Protecting Employees Feet in the Workplace

There are a variety of injuries that can occur in the workplace, both from sudden accidents and those that occur gradually over time. One such injury many employers don’t often think about is that of injuries to employees’ feet. If you have employees who work laborious jobs where most of the day is spent on their feet, their feet are being put at risk on a daily basis. This can increase the risk of injuries — and thus worker’s compensation claims. However, by following these tips to protect your employee’s feet, you can help to not only protect your employees’ feet but reduce the number of claims.


Require protective footwear – Supply your employees with protective footwear that is appropriate for their type of work, the number of hours a day they spend on their feet, the type of ground surface they work on, and the season.
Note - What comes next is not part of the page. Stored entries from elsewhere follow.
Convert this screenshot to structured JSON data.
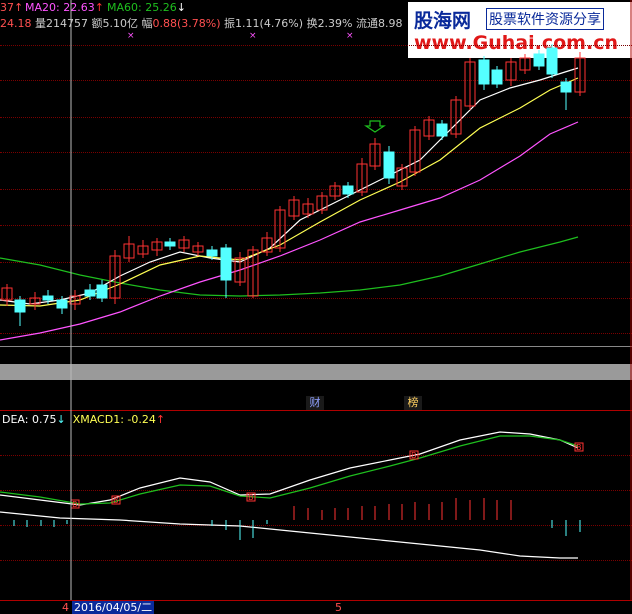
{
  "header": {
    "lead": "37",
    "lead_arrow": "↑",
    "ma20_label": "MA20:",
    "ma20_value": "22.63",
    "ma20_arrow": "↑",
    "ma60_label": "MA60:",
    "ma60_value": "25.26",
    "ma60_arrow": "↓"
  },
  "info_row": {
    "price": "24.18",
    "volume_label": "量",
    "volume_value": "214757",
    "amount_label": "额",
    "amount_value": "5.10亿",
    "change_label": "幅",
    "change_value": "0.88(3.78%)",
    "amplitude_label": "振",
    "amplitude_value": "1.11(4.76%)",
    "turnover_label": "换",
    "turnover_value": "2.39%",
    "float_label": "流通",
    "float_value": "8.98"
  },
  "watermark": {
    "brand_cn": "股海网",
    "tagline": "股票软件资源分享",
    "url": "www.Guhai.com.cn"
  },
  "markers": {
    "cai": "财",
    "bang": "榜"
  },
  "macd_header": {
    "dea_label": "DEA:",
    "dea_value": "0.75",
    "dea_arrow": "↓",
    "xmacd_label": "XMACD1:",
    "xmacd_value": "-0.24",
    "xmacd_arrow": "↑"
  },
  "signal_mark": "B",
  "bottom_bar": {
    "left_label": "4",
    "date": "2016/04/05/二",
    "month_label": "5"
  },
  "colors": {
    "up": "#ff3232",
    "down": "#54ffff",
    "ma_white": "#ffffff",
    "ma20": "#ff54ff",
    "ma60": "#1ebe1e",
    "yellow_line": "#ffff54"
  }
}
Employees working on flat ground will need different support in their shoes than those working on rocks and dangerous ground like rolling objects. The footwear should abide by the national standards for proper protection.
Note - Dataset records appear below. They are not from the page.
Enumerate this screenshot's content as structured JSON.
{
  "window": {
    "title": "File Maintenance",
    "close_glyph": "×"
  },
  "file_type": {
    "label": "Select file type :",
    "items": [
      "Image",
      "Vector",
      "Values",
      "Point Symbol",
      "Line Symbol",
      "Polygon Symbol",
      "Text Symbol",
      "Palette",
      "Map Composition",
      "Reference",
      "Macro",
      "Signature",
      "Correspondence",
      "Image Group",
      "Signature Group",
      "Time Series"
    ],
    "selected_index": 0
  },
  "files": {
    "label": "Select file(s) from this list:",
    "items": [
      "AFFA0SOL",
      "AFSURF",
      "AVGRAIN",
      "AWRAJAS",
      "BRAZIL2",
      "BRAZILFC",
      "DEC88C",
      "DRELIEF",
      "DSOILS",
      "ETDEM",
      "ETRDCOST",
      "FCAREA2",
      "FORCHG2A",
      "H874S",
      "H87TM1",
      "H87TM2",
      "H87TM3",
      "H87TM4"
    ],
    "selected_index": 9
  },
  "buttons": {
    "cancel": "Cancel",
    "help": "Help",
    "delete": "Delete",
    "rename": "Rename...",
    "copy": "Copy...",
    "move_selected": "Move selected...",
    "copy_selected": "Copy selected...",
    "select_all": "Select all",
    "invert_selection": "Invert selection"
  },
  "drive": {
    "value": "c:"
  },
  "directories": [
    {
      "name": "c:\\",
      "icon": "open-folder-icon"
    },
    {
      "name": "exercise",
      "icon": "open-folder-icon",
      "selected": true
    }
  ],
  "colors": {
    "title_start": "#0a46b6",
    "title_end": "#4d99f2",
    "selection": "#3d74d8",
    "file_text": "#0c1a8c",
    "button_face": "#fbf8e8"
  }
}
Encourage shoe changes – Employees who are on their feet for 6 hours or more a day are encouraged to change their shoes, and even put on a fresh, dry pair of socks. Supply them with multiple pairs of shoes to make this possible, and if you need to, give them an area where they can keep the spare shoes such as a locker or other secure spot. Allow time for changing their shoes after every so many hours, such as during their lunch or afternoon break.


Follow OSHA guidelines – The Occupational Safety and Health Administration releases guidelines for proper protection and safeguards for protecting against foot amputations in the workplace to reduce on-the-job injuries; this includes protecting your employees from foot injuries. Follow guidelines as they relate to your employees’ feet such as preventing accidental amputations and similar serious injuries. Part of this should be routine inspections of the workplace to identify and remove hazards.


Educate employees – All new and current employees should be properly educated on how to take care of their feet during work and to follow the OSHA guidelines for safety in the workplace. When training employees, reiterate the importance of protecting their feet since they are working on their feet for the majority of the day. This includes watching their co-workers for potential hazards and helping each other prevent work-related incidents.


Reduce worker’s comp claims – As soon as an employee mentions their feet are hurting, have them visit a worker’s comp doctor immediately. The doctor can help treat their injury and offer help in preventing a more serious foot condition. This will help prevent injury of the employee’s feet in the future and keep the worker’s comp claim lower than the alternative.


By protecting your employee’s feet in the workplace, you are reducing the amount of work-related injuries you have and reducing worker’s compensation claims. While this can help reduce the risks of injury, all employees should still be covered by worker’s compensation insurance.